President Bush traveled along the Mississippi River today to argue that increasing international trade is one way out of the American recession, while nursing and joking about the wounds he suffered Sunday night when he fainted after choking on a pretzel....

He said today that he did not remember much about what happened, including the details of his fall.

"The next thing I know," he told a laughing crowd in this farming town in southwest Missouri, "Barney, the Scottish terrier, is wondering what the heck happened."

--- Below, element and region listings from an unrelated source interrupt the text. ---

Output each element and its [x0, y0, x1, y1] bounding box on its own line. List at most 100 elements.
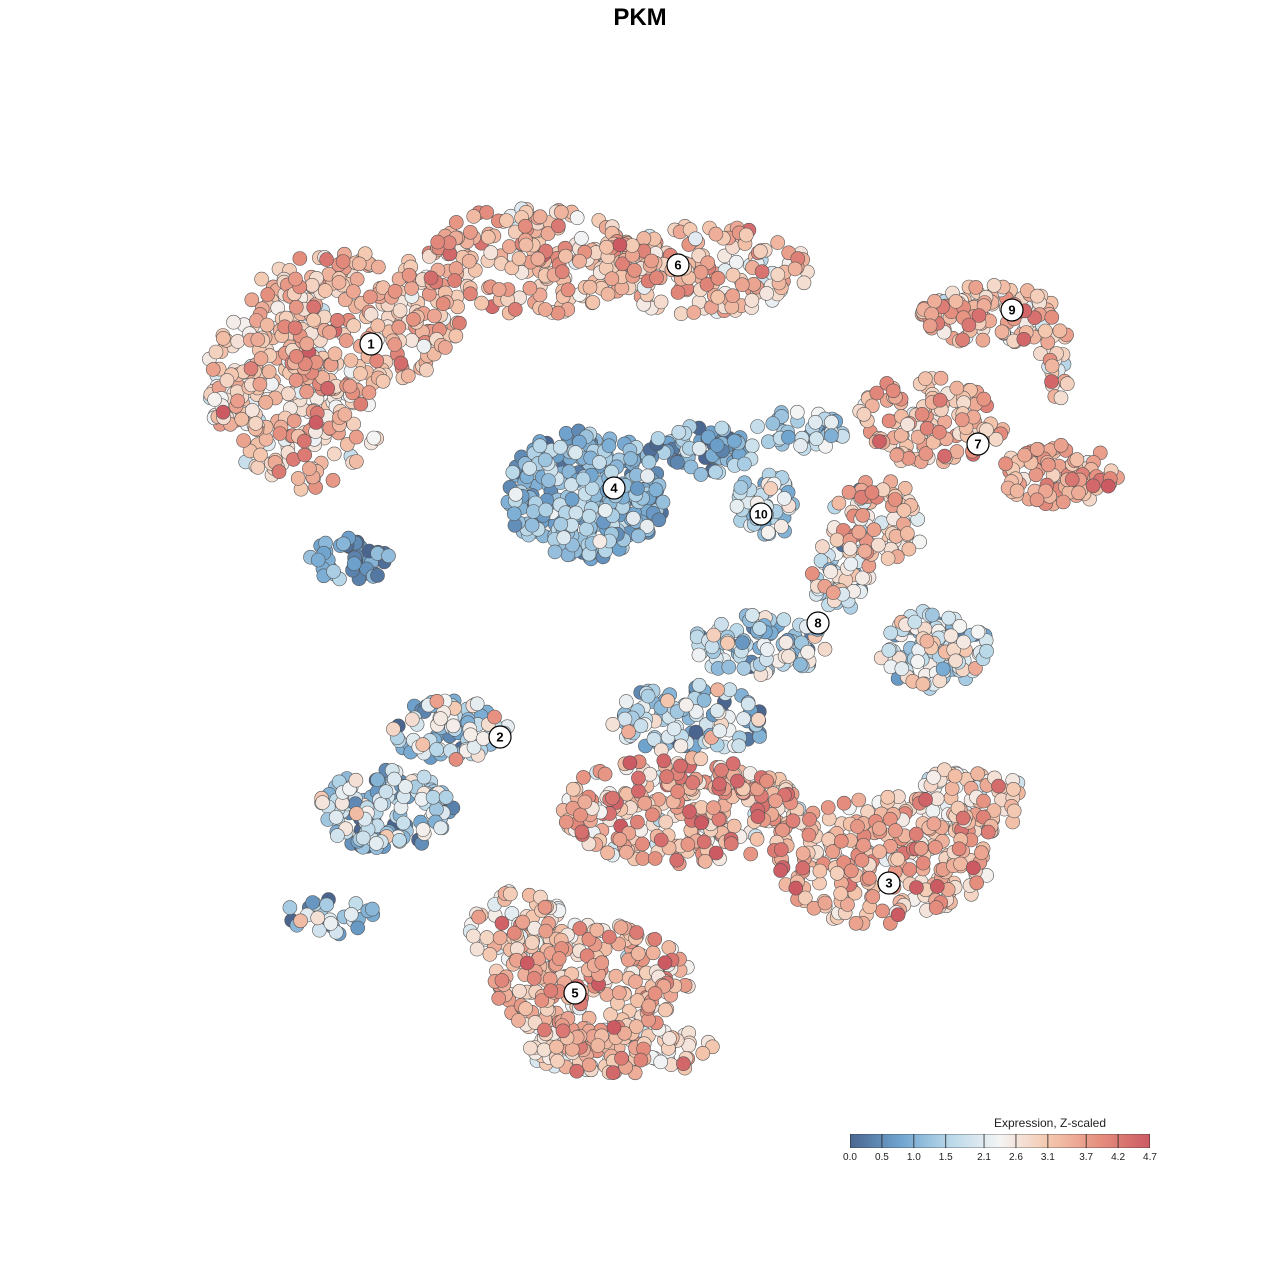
- cell-point: [537, 899, 553, 915]
- cell-point: [1041, 457, 1056, 473]
- cell-point: [856, 837, 871, 853]
- cell-point: [304, 277, 320, 293]
- cell-point: [536, 1042, 552, 1058]
- cell-point: [469, 941, 485, 957]
- cell-point: [597, 503, 613, 518]
- cell-point: [855, 507, 871, 523]
- cell-point: [600, 286, 616, 302]
- cell-point: [926, 770, 941, 785]
- cell-point: [219, 373, 235, 388]
- cell-point: [815, 539, 830, 555]
- cell-point: [976, 793, 991, 809]
- cell-point: [630, 946, 646, 961]
- cell-point: [680, 837, 696, 852]
- cell-point: [366, 430, 382, 446]
- cell-point: [765, 416, 781, 431]
- cell-point: [693, 467, 709, 482]
- cell-point: [511, 1013, 526, 1028]
- cell-point: [897, 480, 913, 496]
- cell-point: [523, 1040, 538, 1056]
- cell-point: [260, 287, 276, 302]
- cell-point: [722, 682, 738, 698]
- cell-point: [499, 213, 514, 228]
- cell-point: [349, 271, 365, 287]
- cell-point: [504, 906, 520, 921]
- cell-point: [825, 585, 841, 600]
- cell-point: [800, 644, 816, 660]
- cell-point: [568, 505, 584, 521]
- cell-point: [448, 328, 464, 344]
- cell-point: [894, 661, 910, 677]
- cell-point: [919, 420, 935, 436]
- cell-point: [823, 428, 839, 444]
- cell-point: [809, 431, 824, 447]
- cluster-label-text: 3: [885, 876, 892, 891]
- cell-point: [448, 215, 464, 230]
- cell-point: [605, 1065, 621, 1080]
- cluster-label-5: 5: [563, 981, 587, 1005]
- cell-point: [833, 833, 849, 849]
- cell-point: [551, 218, 566, 234]
- cell-point: [929, 879, 945, 894]
- cell-point: [781, 429, 796, 445]
- cell-point: [253, 351, 269, 366]
- cell-point: [280, 386, 296, 402]
- cell-point: [708, 226, 724, 242]
- cell-point: [601, 438, 617, 454]
- cell-point: [785, 813, 801, 829]
- cell-point: [631, 783, 646, 799]
- cell-point: [286, 413, 302, 429]
- cell-point: [349, 806, 364, 821]
- cell-point: [492, 930, 508, 946]
- cell-point: [612, 832, 628, 847]
- cell-point: [532, 287, 548, 303]
- cell-point: [737, 456, 752, 472]
- cell-point: [935, 661, 951, 677]
- cell-point: [1017, 447, 1032, 463]
- cell-point: [296, 433, 312, 449]
- cell-point: [1006, 803, 1022, 819]
- cell-point: [653, 1054, 669, 1070]
- cell-point: [644, 253, 659, 269]
- cell-point: [288, 299, 304, 315]
- cell-point: [678, 697, 694, 713]
- cell-point: [776, 491, 792, 506]
- cell-point: [709, 438, 725, 453]
- cell-point: [252, 376, 268, 392]
- cluster-label-circle: [966, 432, 990, 456]
- cell-point: [661, 940, 677, 955]
- cell-point: [857, 543, 873, 559]
- cell-point: [750, 419, 765, 434]
- cluster-label-circle: [877, 871, 901, 895]
- cell-point: [538, 302, 553, 317]
- cell-point: [932, 424, 947, 440]
- cell-point: [1038, 323, 1053, 339]
- cell-point: [676, 1056, 691, 1071]
- cell-point: [558, 425, 574, 441]
- cell-point: [714, 762, 729, 778]
- cell-point: [427, 308, 442, 324]
- cell-point: [569, 210, 585, 225]
- cell-point: [864, 485, 880, 500]
- cell-point: [744, 438, 760, 454]
- cluster-labels-layer: 1 2 3 4 5 6 7 8 9 10: [359, 253, 1024, 1005]
- cell-point: [371, 259, 386, 275]
- cell-point: [293, 913, 308, 929]
- cell-point: [349, 454, 364, 469]
- cell-point: [1056, 494, 1071, 510]
- cell-point: [901, 541, 917, 557]
- cell-point: [404, 281, 419, 296]
- cell-point: [387, 283, 403, 299]
- cell-point: [326, 564, 341, 579]
- cell-point: [353, 366, 368, 381]
- cell-point: [709, 703, 725, 719]
- cell-point: [541, 473, 556, 488]
- cell-point: [568, 445, 583, 460]
- cell-point: [538, 502, 554, 518]
- cell-point: [230, 334, 245, 349]
- cell-point: [795, 846, 811, 861]
- cell-point: [471, 909, 487, 925]
- cell-point: [823, 564, 839, 580]
- cell-point: [328, 809, 344, 825]
- cell-point: [947, 768, 963, 784]
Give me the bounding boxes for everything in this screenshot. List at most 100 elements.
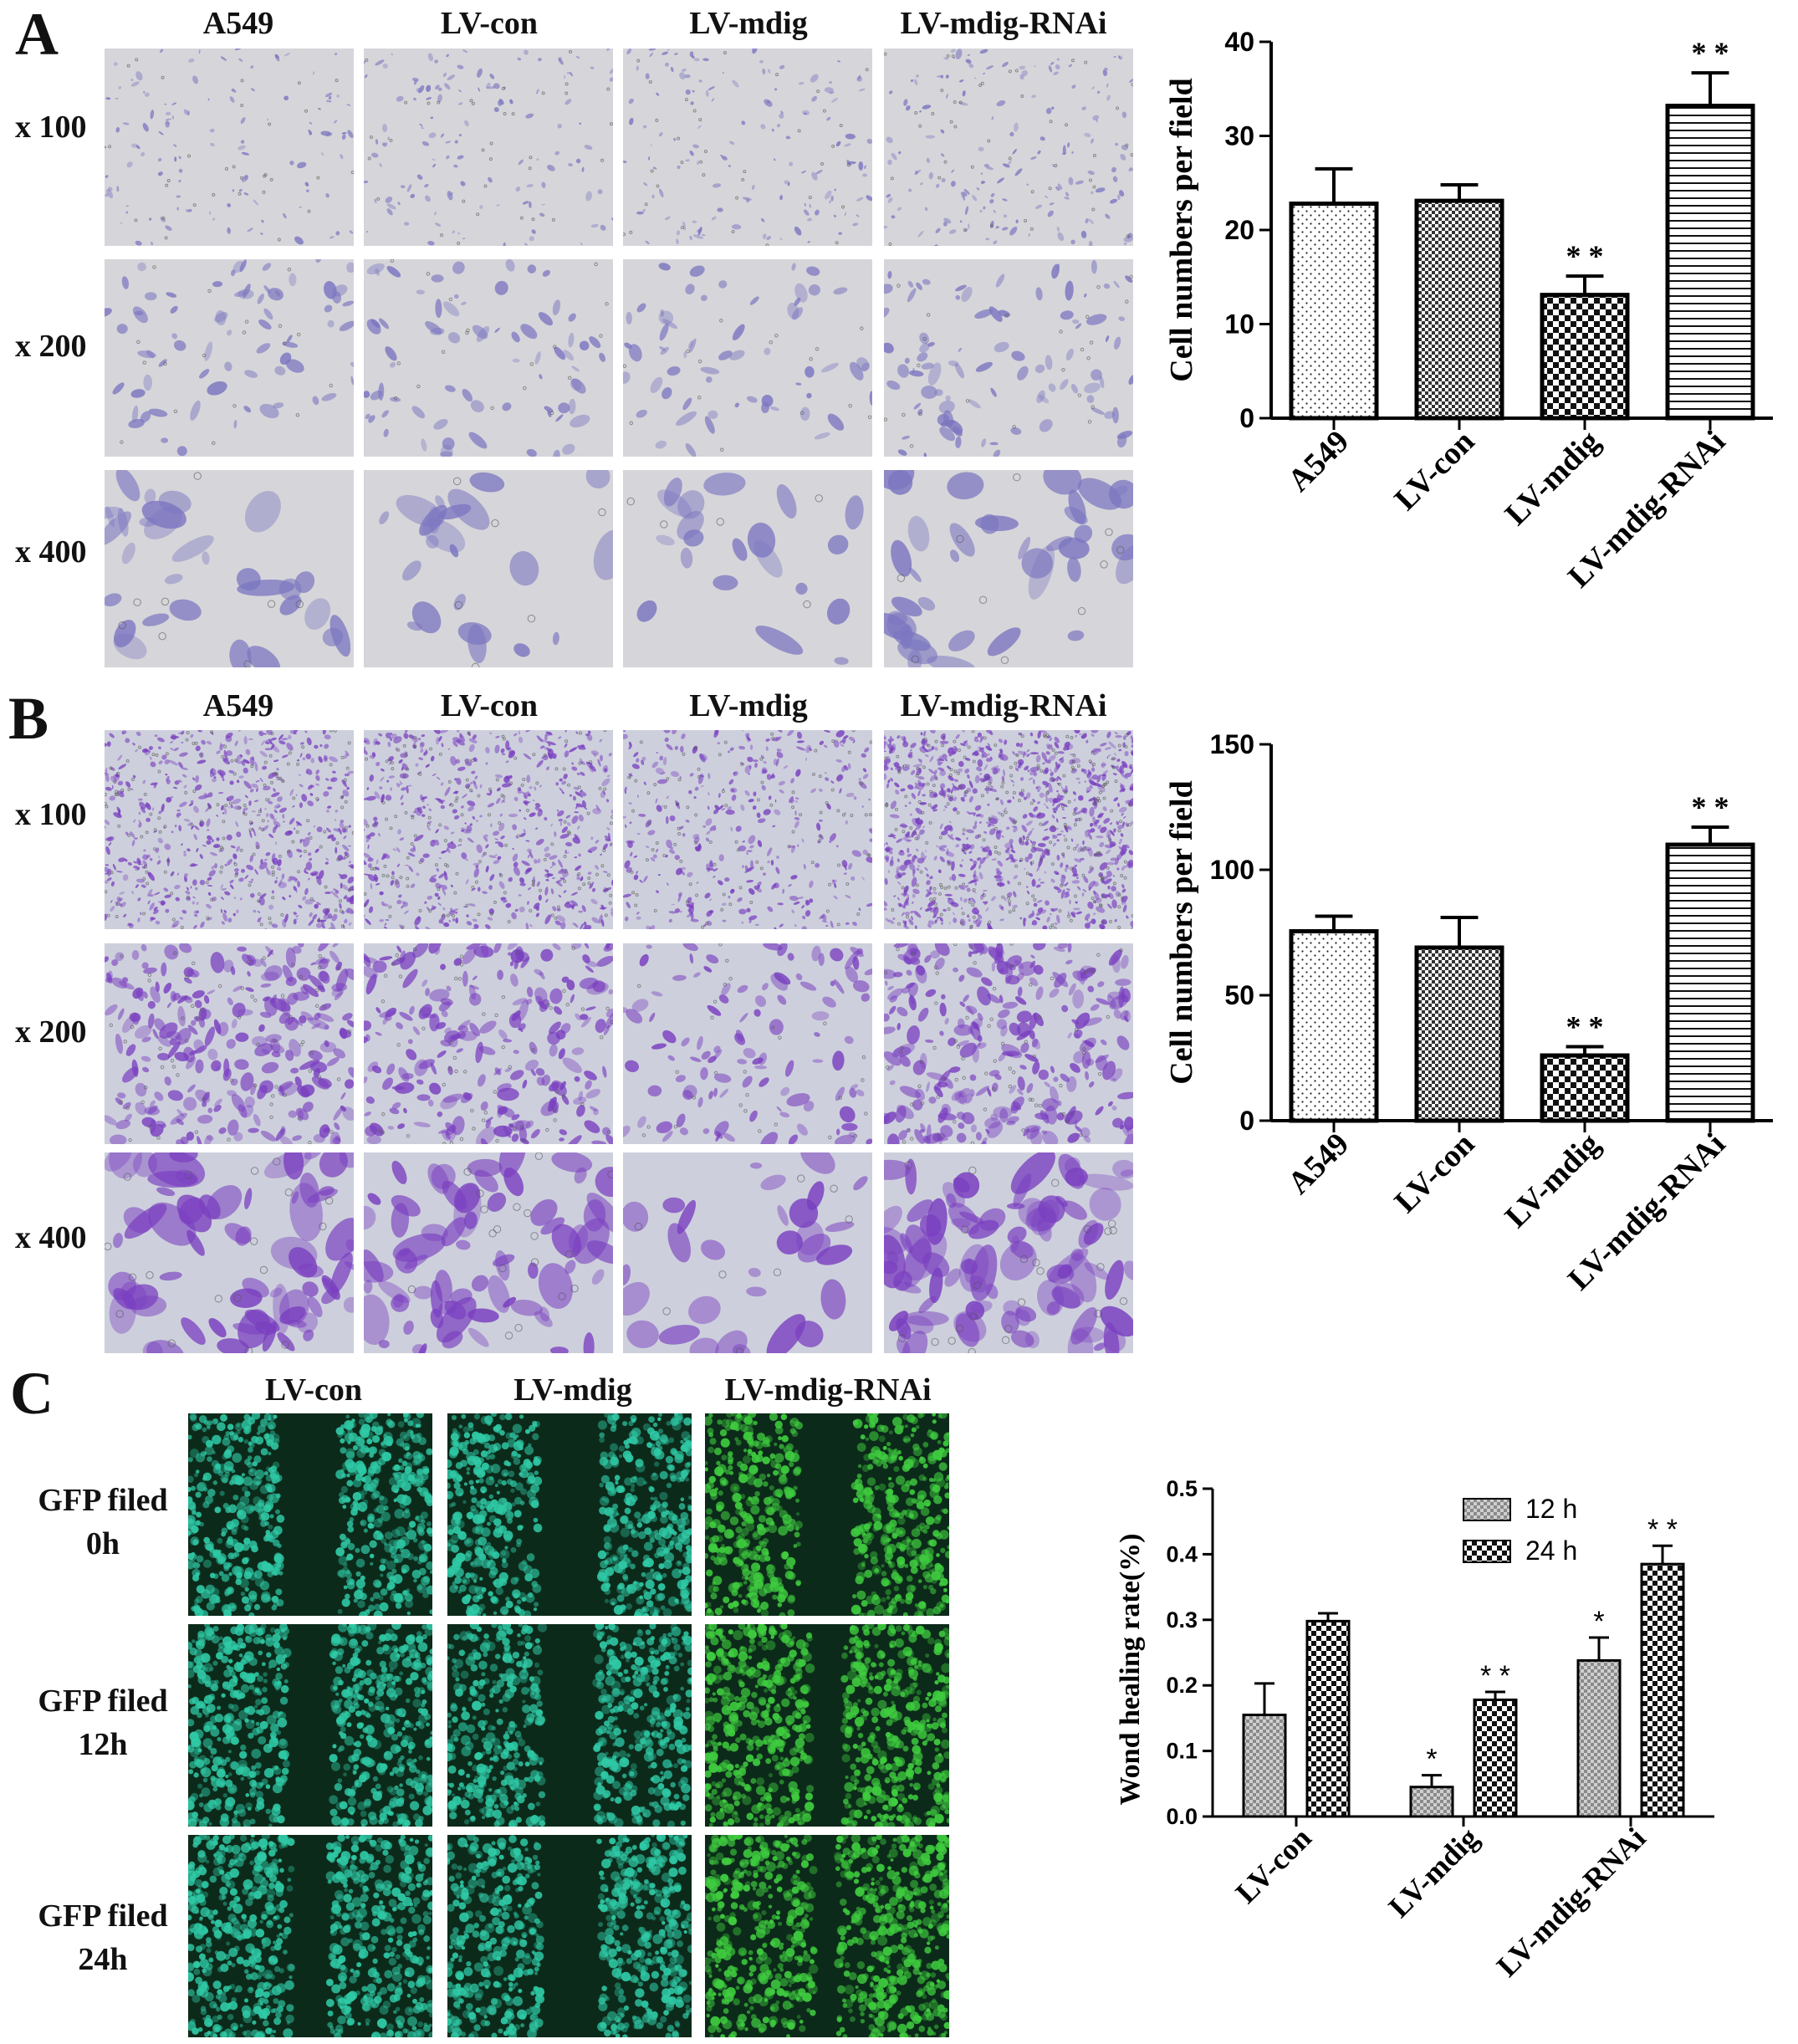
bar [1578, 1660, 1620, 1817]
micrograph-b-tile [105, 1152, 354, 1353]
bar [1291, 932, 1377, 1122]
panel-b-col-header: A549 [105, 687, 372, 724]
fluorescence-tile [188, 1413, 432, 1616]
bar [1668, 106, 1753, 419]
micrograph-b-tile [884, 730, 1133, 929]
panel-a-row-header: x 400 [15, 534, 87, 570]
y-axis-label: Cell numbers per field [1164, 78, 1199, 381]
y-tick-label: 0 [1239, 1106, 1254, 1136]
micrograph-a-tile [364, 470, 613, 667]
panel-c-col-header: LV-mdig-RNAi [698, 1372, 958, 1408]
fluorescence-tile [447, 1624, 692, 1827]
x-tick-label: LV-con [1229, 1821, 1318, 1909]
panel-c-row-time: 0h [23, 1522, 182, 1566]
bar [1417, 201, 1502, 418]
micrograph-b-tile [105, 730, 354, 929]
x-tick-label: LV-con [1388, 424, 1482, 518]
significance-marker: * * [1647, 1514, 1678, 1546]
micrograph-a-tile [884, 259, 1133, 457]
bar [1642, 1564, 1683, 1817]
micrograph-b-tile [105, 943, 354, 1144]
bar [1542, 1055, 1627, 1121]
y-tick-label: 100 [1210, 855, 1254, 885]
y-tick-label: 30 [1224, 121, 1254, 151]
y-tick-label: 0.2 [1166, 1673, 1198, 1698]
panel-a-col-header: LV-mdig-RNAi [870, 5, 1137, 42]
micrograph-b-tile [623, 943, 872, 1144]
x-tick-label: LV-mdig [1499, 1127, 1607, 1235]
micrograph-b-tile [364, 730, 613, 929]
y-tick-label: 10 [1224, 309, 1254, 340]
y-tick-label: 0 [1239, 403, 1254, 433]
bar [1668, 845, 1753, 1121]
panel-a-letter: A [15, 0, 59, 69]
micrograph-a-tile [364, 49, 613, 246]
panel-c-row-label: GFP filed [23, 1679, 182, 1723]
legend-swatch [1463, 1499, 1510, 1520]
y-tick-label: 0.1 [1166, 1739, 1198, 1764]
micrograph-b-tile [623, 1152, 872, 1353]
significance-marker: * [1426, 1744, 1437, 1776]
panel-c-row-label: GFP filed [23, 1894, 182, 1938]
micrograph-b-tile [623, 730, 872, 929]
significance-marker: * * [1566, 1010, 1604, 1044]
micrograph-a-tile [105, 49, 354, 246]
micrograph-a-tile [105, 259, 354, 457]
micrograph-b-tile [364, 1152, 613, 1353]
panel-b-col-header: LV-mdig-RNAi [870, 687, 1137, 724]
panel-b-row-header: x 100 [15, 796, 87, 833]
significance-marker: * * [1566, 239, 1604, 273]
fluorescence-tile [447, 1835, 692, 2037]
panel-c-row-header: GFP filed 24h [23, 1894, 182, 1981]
bar [1542, 295, 1627, 418]
fluorescence-tile [705, 1835, 949, 2037]
y-tick-label: 0.5 [1166, 1476, 1198, 1501]
bar [1307, 1621, 1349, 1817]
fluorescence-tile [188, 1835, 432, 2037]
y-tick-label: 0.4 [1166, 1541, 1198, 1566]
x-tick-label: LV-mdig [1499, 424, 1607, 533]
micrograph-a-tile [623, 470, 872, 667]
micrograph-a-tile [623, 49, 872, 246]
panel-b-col-header: LV-mdig [623, 687, 874, 724]
fluorescence-tile [188, 1624, 432, 1827]
panel-c-col-header: LV-mdig [447, 1372, 698, 1408]
panel-a-row-header: x 200 [15, 328, 87, 365]
legend-label: 12 h [1525, 1494, 1577, 1524]
panel-a-col-header: A549 [105, 5, 372, 42]
bar [1291, 204, 1377, 419]
panel-c-row-header: GFP filed 12h [23, 1679, 182, 1766]
micrograph-a-tile [364, 259, 613, 457]
panel-c-row-label: GFP filed [23, 1479, 182, 1522]
y-tick-label: 40 [1224, 27, 1254, 57]
micrograph-b-tile [884, 1152, 1133, 1353]
bar [1244, 1714, 1285, 1817]
y-tick-label: 150 [1210, 729, 1254, 759]
significance-marker: * * [1480, 1660, 1510, 1692]
panel-c-letter: C [10, 1359, 54, 1428]
panel-b-col-header: LV-con [364, 687, 615, 724]
significance-marker: * * [1692, 790, 1729, 824]
y-axis-label: Wond healing rate(%) [1115, 1534, 1146, 1806]
bar [1411, 1787, 1453, 1817]
bar [1417, 948, 1502, 1121]
panel-c-row-header: GFP filed 0h [23, 1479, 182, 1566]
bar [1474, 1699, 1516, 1817]
x-tick-label: LV-mdig-RNAi [1490, 1821, 1652, 1983]
y-tick-label: 0.0 [1166, 1804, 1198, 1829]
fluorescence-tile [447, 1413, 692, 1616]
micrograph-a-tile [884, 49, 1133, 246]
x-tick-label: LV-con [1388, 1127, 1482, 1220]
fluorescence-tile [705, 1624, 949, 1827]
legend-label: 24 h [1525, 1536, 1577, 1566]
fluorescence-tile [705, 1413, 949, 1616]
y-tick-label: 20 [1224, 215, 1254, 245]
panel-a-col-header: LV-mdig [623, 5, 874, 42]
panel-b-row-header: x 400 [15, 1219, 87, 1256]
panel-c-row-time: 12h [23, 1723, 182, 1766]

... this morning, aboard Air Force One, the president was clearly determined to defuse the reports with humor: he sent a bag of several pounds of pretzels to the reporters in the back of his plane, inscribed "From Potus -- chew slowly."
Even among alpha-male politicians, it's simply not normal to categorically reject humility and self-deprecation. Leibovich acknowledges that other politicians manage this and Trump doesn't, but he suggests that they do so very reluctantly, when it's more likely that they recognize the usefulness of not trying to act superior and untouchable at all times. They also seem not to have a personal need to do that -- they're secure enough in their alpha stxate to let go once in a while. By suggesting that every successful pol in Washington is more or less like Trump, Leibovich normalizes Trump's pathology.

I'm reminded of the fact that after watching hours of 1960s and 1970s sitcoms as a child, I assumed that at any job I held as an adult, I would call the head of the company "Mister" followed by his surname. (In my childhood, all companies were run by men.) In fact, from my first job onward, every top executive was known in the office by his (or her) first name. These executives were still regarded as alpha figures -- the first names worked the way first names of some celebrities work: This person is so important that in this realm the first name is sufficient for identification.

But there's one boss in America who's still "Mister" -- Mister Trump. At any company other than the Trump Organization, he'd just be "Donald," and the name would still mean "the most important person." But he can't bear to be "Donald" (even though he used to be known as "The Donald"). He can't bear to be seen in a hospital gown, the way Reagan was after he was shot. He can't bear to acknowledge that COVID laid him low. That's not normal.